Auschwitz, retour sur l'histoire

Auschwitz, enquête sur un complot nazi est un essai historique de l'historien Florent Brayard, spécialiste de cette époque et de la solution finale.

1- Présentation

Selon Florent Brayard, certaines hautes personnalités nazies ignoraient l’existence des camps d'extermination, analyse contestée par certains de ses confrères. [1]

                          
Le livre de Florent Brayard              Florent Brayard

Depuis les nombreux témoignages reçus pendant le procès de Nuremberg, ce qu'on a appelé " la solution finale" visant la population d'origine juive était classée secret d'état par les plus hautes instances nazies. Elles avaient piloté les déportations à l'est de l'Europe et programmé leur élimination. Cependant, si l'on s'en tient par exemple au Journal de Goebbels, il écrit qu'il n'a pas eu connaissance de l'ensemble du programme mis en application et de l'extermination systématique.

On peu se demander s'il constituait une exception ou si cette ignorance relative était partagée par d'autres, si en particulier le grand secret qui entoura Auschwitz ne fut partagé que par un cénacle restreint de dignitaires.

A cet égard, les archives sont imprécises et lacunaires et ne permettent pas de trancher entre une volonté d'extermination et une transplantation des juifs dans l'Est européen. Florent Brayard se demande si la solution finale ne constituait pas une telle transgression dans l'esprit de certains hauts nazis par rapport aux valeurs allemandes, qu'ils préférèrent occulter leurs véritables objectifs. [2]

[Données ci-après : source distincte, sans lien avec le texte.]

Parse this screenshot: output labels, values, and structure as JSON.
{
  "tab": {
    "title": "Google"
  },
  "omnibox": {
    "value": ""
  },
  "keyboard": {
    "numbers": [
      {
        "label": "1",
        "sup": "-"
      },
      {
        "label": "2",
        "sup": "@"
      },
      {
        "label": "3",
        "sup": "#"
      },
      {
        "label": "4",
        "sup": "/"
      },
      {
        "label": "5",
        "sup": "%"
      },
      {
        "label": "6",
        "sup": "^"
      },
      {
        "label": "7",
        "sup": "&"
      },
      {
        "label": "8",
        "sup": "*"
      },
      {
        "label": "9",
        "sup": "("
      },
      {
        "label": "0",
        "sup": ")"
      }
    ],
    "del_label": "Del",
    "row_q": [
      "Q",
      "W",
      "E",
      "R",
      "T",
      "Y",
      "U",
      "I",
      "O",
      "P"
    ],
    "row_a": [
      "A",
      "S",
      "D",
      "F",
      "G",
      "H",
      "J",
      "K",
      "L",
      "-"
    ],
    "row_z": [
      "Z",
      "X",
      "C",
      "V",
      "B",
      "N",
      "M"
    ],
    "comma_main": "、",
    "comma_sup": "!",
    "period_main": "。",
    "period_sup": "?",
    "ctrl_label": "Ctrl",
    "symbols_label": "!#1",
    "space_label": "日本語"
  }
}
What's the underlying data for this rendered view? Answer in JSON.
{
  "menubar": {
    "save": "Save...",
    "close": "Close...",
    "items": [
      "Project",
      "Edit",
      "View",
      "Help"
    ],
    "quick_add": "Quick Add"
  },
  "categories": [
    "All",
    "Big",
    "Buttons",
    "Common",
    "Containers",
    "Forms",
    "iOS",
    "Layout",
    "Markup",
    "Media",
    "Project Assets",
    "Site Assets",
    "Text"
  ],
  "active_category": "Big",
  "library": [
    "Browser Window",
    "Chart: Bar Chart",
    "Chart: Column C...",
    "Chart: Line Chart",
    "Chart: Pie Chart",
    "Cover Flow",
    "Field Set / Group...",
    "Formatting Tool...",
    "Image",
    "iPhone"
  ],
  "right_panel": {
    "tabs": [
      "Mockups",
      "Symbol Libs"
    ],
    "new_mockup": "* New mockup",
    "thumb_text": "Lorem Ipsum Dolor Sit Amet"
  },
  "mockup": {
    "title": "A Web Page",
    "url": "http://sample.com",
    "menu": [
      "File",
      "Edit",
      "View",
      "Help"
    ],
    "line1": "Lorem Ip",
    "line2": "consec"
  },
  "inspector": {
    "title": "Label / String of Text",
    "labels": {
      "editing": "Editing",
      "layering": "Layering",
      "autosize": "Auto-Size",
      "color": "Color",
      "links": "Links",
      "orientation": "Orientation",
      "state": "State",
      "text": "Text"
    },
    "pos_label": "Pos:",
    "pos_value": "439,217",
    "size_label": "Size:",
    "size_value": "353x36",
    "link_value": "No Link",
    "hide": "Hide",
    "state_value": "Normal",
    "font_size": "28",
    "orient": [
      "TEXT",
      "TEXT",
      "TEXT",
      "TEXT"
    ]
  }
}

Peu de choses transpirèrent lors de la conférence de Wannsee et ce n'est qu'en octobre 1943 et le discours de Himmler à Posen que les choses furent un peu plus claire. La "solution finale" fut plus qu'un secret mais un véritable complot. [3]

Dans son article "Repenser la Solution finale", [4] Nicolas Patin se demande « qui savait ? » parmi les dignitaires nazis, sans doute tout ceux qui étaient proches du pouvoir, qui cautionnaient même officieusement ce processus d'assassinat, malgré la tendance qu'on a vue à Nuremberg de plaider simplement l'ignorance pour mieux s'innocenter, malgré les tentatives de disculpation telle a pu le faire un homme comme Albert Speer. Il reconnaît malgré tout la volonté de Florent Brayard de mettre en doute certains a priori, de réexaminer cette tranche d'histoire qui continue de faire débat.

Même si, « contrairement à certaines idées tenaces, la Shoah n’est pas un sujet figé dans le marbre, » [5] l'hypothèse de Florent Brayard est très contestée, en particulier par Christian Ingrao, directeur de l'Institut d'histoire du temps présent. [6]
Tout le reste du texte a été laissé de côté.